Sculptographer? What is that you ask? It made perfect sense when I first saw Anna Church’s work at the 20th Annual Riverdale Artwalk this past June. It made even more sense when I finally sat down with her in her Toronto home in July. Though the word hasn’t yet been put in the Oxford dictionary, it will in due course. A Sculptographer coined by one of Church’s colleagues, is a person who composes objects whether it be found or made, into a harmonious presentation, then captured by a camera – and as a trained and very skilled prop stylist, picking up a camera to shoot her work made her exactly such.
Now, why should you ask, would I be blogging about an artist on a property photography site? Anna Church’s work is a hybrid of craft and fine art. It’s conceptual as much as it is aesthetically appealing that connects with art collectors and other fine artists. And then there’s this craftsmanship that connects well with interior decorators, designers and crafts people. She walks on this fine line with such grace, it complements the two worlds of art and craft in which not many people can achieve.
And not to mention Church’s art can make a room all that more stunning. Not only for its aesthetics, but also for the emotional, intellectual and personal connection one can experience with her art. And by placing her art in a room, it can make a room all the more comfortable for the viewer.
As a trained visual merchandiser and prop stylist myself, I was in awe by what I saw in her home. And as visual merchandisers, we are trained to create a strong visual impression once a shopper enters just three feet into a store. She nailed it for me at less than a foot: weathered metal lockers situated in her foyer, hanging buntings and a what seemed to be a nautical-type flag, a braided graphic carpet in the sitting room, and exquisite deer antlers to be used for her upcoming project.
Anna certainly lives and breathes her art and as a viewer you wouldn’t be surprise if you did the same. She doesn’t just make art for art’s sake “I like to have a concept and have meaning behind everything that I do,” Says Church, “It’s not just creation for the sake of being a creation.” Her art captures you and invites you on a nostalgic journey of memories long forgotten. This feeling of nostalgia often brings one to a safe haven or the familiarity of home. And whether the notion of home is a permanent space or not, this familiarity of ones past is brought into the present. Anna’s personality helped me become all the more comfortable in her space. Her charming personality and her passion for her craft is so apparent in the way she talks, walks and designed her home nestled in Leslieville.
She welcomed me with open arms and took me to her studio where we talked in more detail about her work. Her very first series was something she did “on the sideline” as she described it, while working as a prop stylist in New Zealand. It then morphed into a series of editions, which was an instant success.
“Finding objects is quite inspiring,” says Church, I work on my ides for quite a while,” as she mentioned that her concepts often incubates in her mind, and it gives birth nearly a year later.
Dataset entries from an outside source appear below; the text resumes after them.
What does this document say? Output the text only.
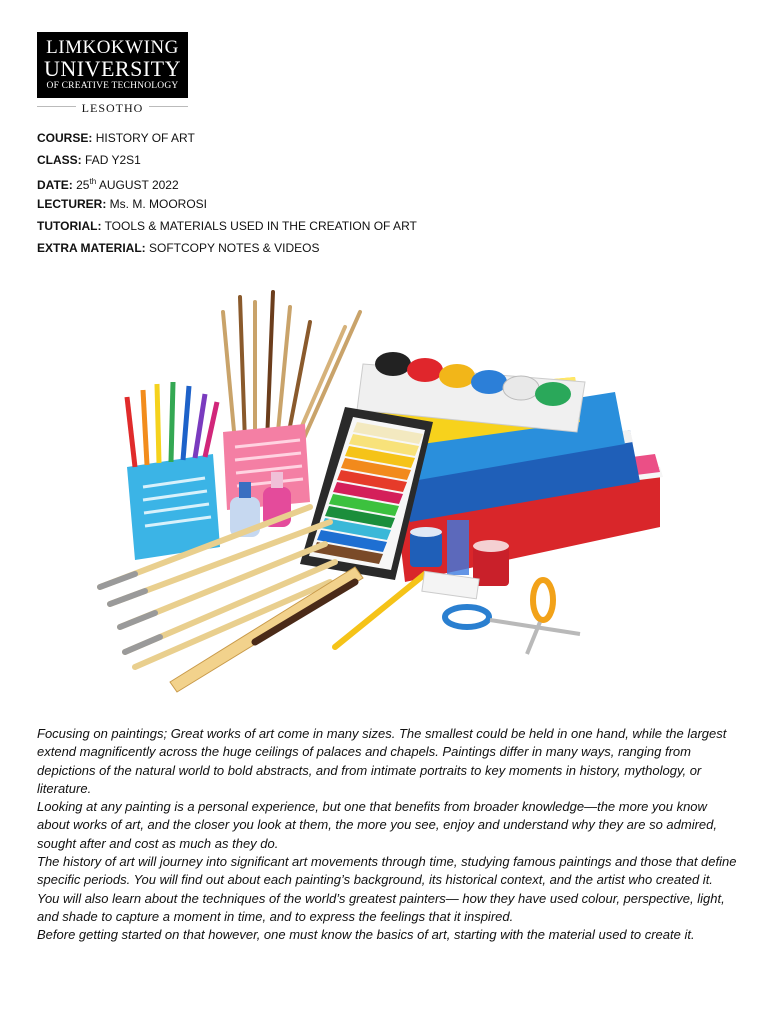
LIMKOKWING
UNIVERSITY
OF CREATIVE TECHNOLOGY
LESOTHO
COURSE: HISTORY OF ART
CLASS: FAD Y2S1
DATE: 25th AUGUST 2022
LECTURER: Ms. M. MOOROSI
TUTORIAL: TOOLS & MATERIALS USED IN THE CREATION OF ART
EXTRA MATERIAL: SOFTCOPY NOTES & VIDEOS

Focusing on paintings; Great works of art come in many sizes. The smallest could be held in one hand, while the largest extend magnificently across the huge ceilings of palaces and chapels. Paintings differ in many ways, ranging from depictions of the natural world to bold abstracts, and from intimate portraits to key moments in history, mythology, or literature.

Looking at any painting is a personal experience, but one that benefits from broader knowledge—the more you know about works of art, and the closer you look at them, the more you see, enjoy and understand why they are so admired, sought after and cost as much as they do.

The history of art will journey into significant art movements through time, studying famous paintings and those that define specific periods. You will find out about each painting’s background, its historical context, and the artist who created it. You will also learn about the techniques of the world’s greatest painters— how they have used colour, perspective, light, and shade to capture a moment in time, and to express the feelings that it inspired.

Before getting started on that however, one must know the basics of art, starting with the material used to create it.
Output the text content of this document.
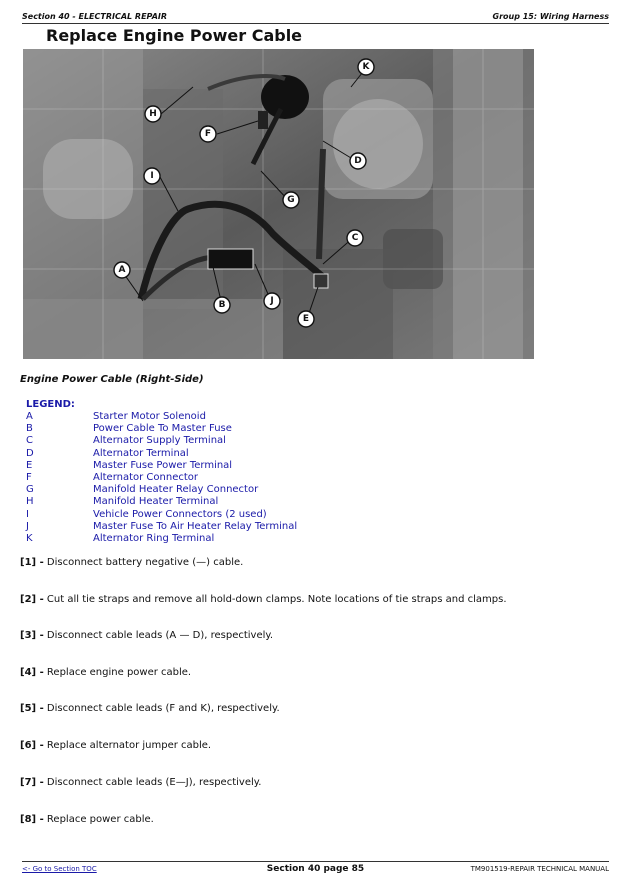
Section 40 - ELECTRICAL REPAIR	Group 15: Wiring Harness
Replace Engine Power Cable
K
H
F
D
I
G
C
A
B	J
E
Engine Power Cable (Right-Side)
LEGEND:
A	Starter Motor Solenoid
B	Power Cable To Master Fuse
C	Alternator Supply Terminal
D	Alternator Terminal
E	Master Fuse Power Terminal
F	Alternator Connector
G	Manifold Heater Relay Connector
H	Manifold Heater Terminal
I	Vehicle Power Connectors (2 used)
J	Master Fuse To Air Heater Relay Terminal
K	Alternator Ring Terminal
[1] - Disconnect battery negative (—) cable.
[2] - Cut all tie straps and remove all hold-down clamps. Note locations of tie straps and clamps.
[3] - Disconnect cable leads (A — D), respectively.
[4] - Replace engine power cable.
[5] - Disconnect cable leads (F and K), respectively.
[6] - Replace alternator jumper cable.
[7] - Disconnect cable leads (E—J), respectively.
[8] - Replace power cable.
<- Go to Section TOC	Section 40 page 85	TM901519-REPAIR TECHNICAL MANUAL
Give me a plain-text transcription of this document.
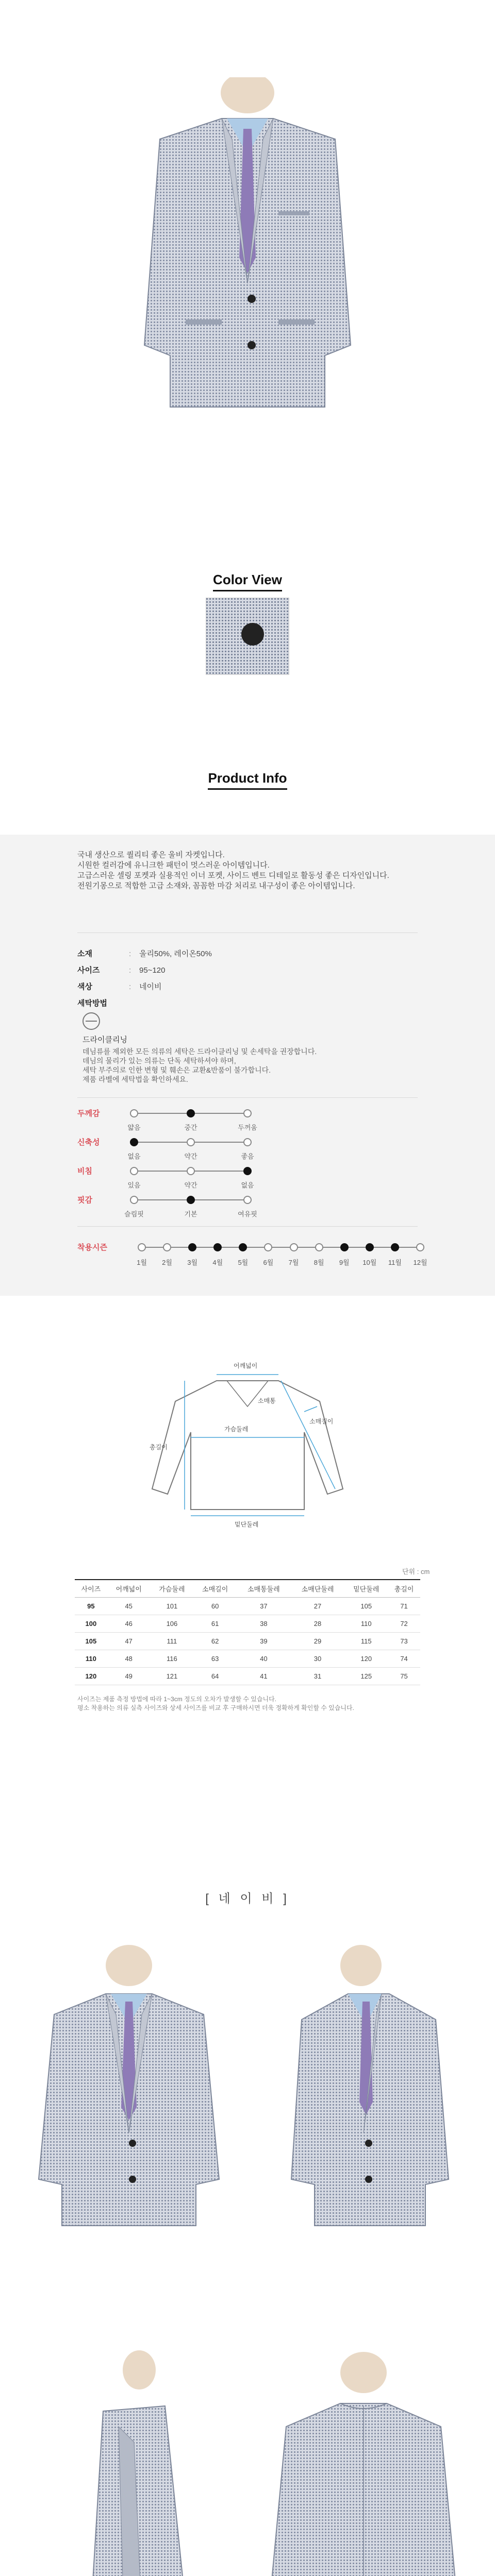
Color View
Product Info
국내 생산으로 퀄리티 좋은 울비 자켓입니다.
시원한 컬러감에 유니크한 패턴이 멋스러운 아이템입니다.
고급스러운 셀링 포켓과 실용적인 이너 포켓, 사이드 벤트 디테일로 활동성 좋은 디자인입니다.
전원기몽으로 적합한 고급 소재와, 꼼꼼한 마감 처리로 내구성이 좋은 아이템입니다.
소재	: 울리50%, 레이온50%
사이즈	: 95~120
색상	: 네이비
세탁방법
드라이클리닝
데님류를 제외한 모든 의류의 세탁은 드라이클리닝 및 손세탁을 권장합니다.
데님의 물리가 있는 의류는 단독 세탁하셔야 하며,
세탁 부주의로 인한 변형 및 훼손은 교환&반품이 불가합니다.
제품 라벨에 세탁법을 확인하세요.
두께감
얇음	중간	두꺼움
신축성
없음	약간	좋음
비침
있음	약간	없음
핏감
슬림핏	기본	여유핏
착용시즌
1월	2월	3월	4월	5월	6월	7월	8월	9월	10월	11월	12월
어깨넓이
소매통
소매길이
가슴둘레
총길이
밑단둘레
단위 : cm
사이즈	어깨넓이	가슴둘레	소매길이	소매통둘레	소매단둘레	밑단둘레	총길이
95	45	101	60	37	27	105	71
100	46	106	61	38	28	110	72
105	47	111	62	39	29	115	73
110	48	116	63	40	30	120	74
120	49	121	64	41	31	125	75
사이즈는 제품 측정 방법에 따라 1~3cm 정도의 오차가 발생할 수 있습니다.
평소 착용하는 의류 실측 사이즈와 상세 사이즈를 비교 후 구매하시면 더욱 정확하게 확인할 수 있습니다.
[ 네 이 비 ]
And the wait is all that much more worth it: bison heads, zebra and shoes, cutlery and metals – everything that one can connect to once you spend a little time ‘reading’ her art.
“It’s awesome watching people view [my sculptographs] for the first time,” Says Church, “Especially while I’m at a booth and people walking pass and say, well it’s a bunch of metals, well [I say,] come, come over and take a closer look. And that was the surprise and wonder and experience with what I see when they go and say “ah, I get it”.” Her work is about having a narrative. Each object represents something in the picture. And as you look at each object you read a multiple of chapters that becomes not just a visual but also a literary experience.
Her art is about seeing the big picture as much as it is exploring up close to the finer details to discover another layer to her work. And by doing so, viewers, as Anna put it, “Get behind the concept and live the art.” And to have her work in a living space helps you do just that.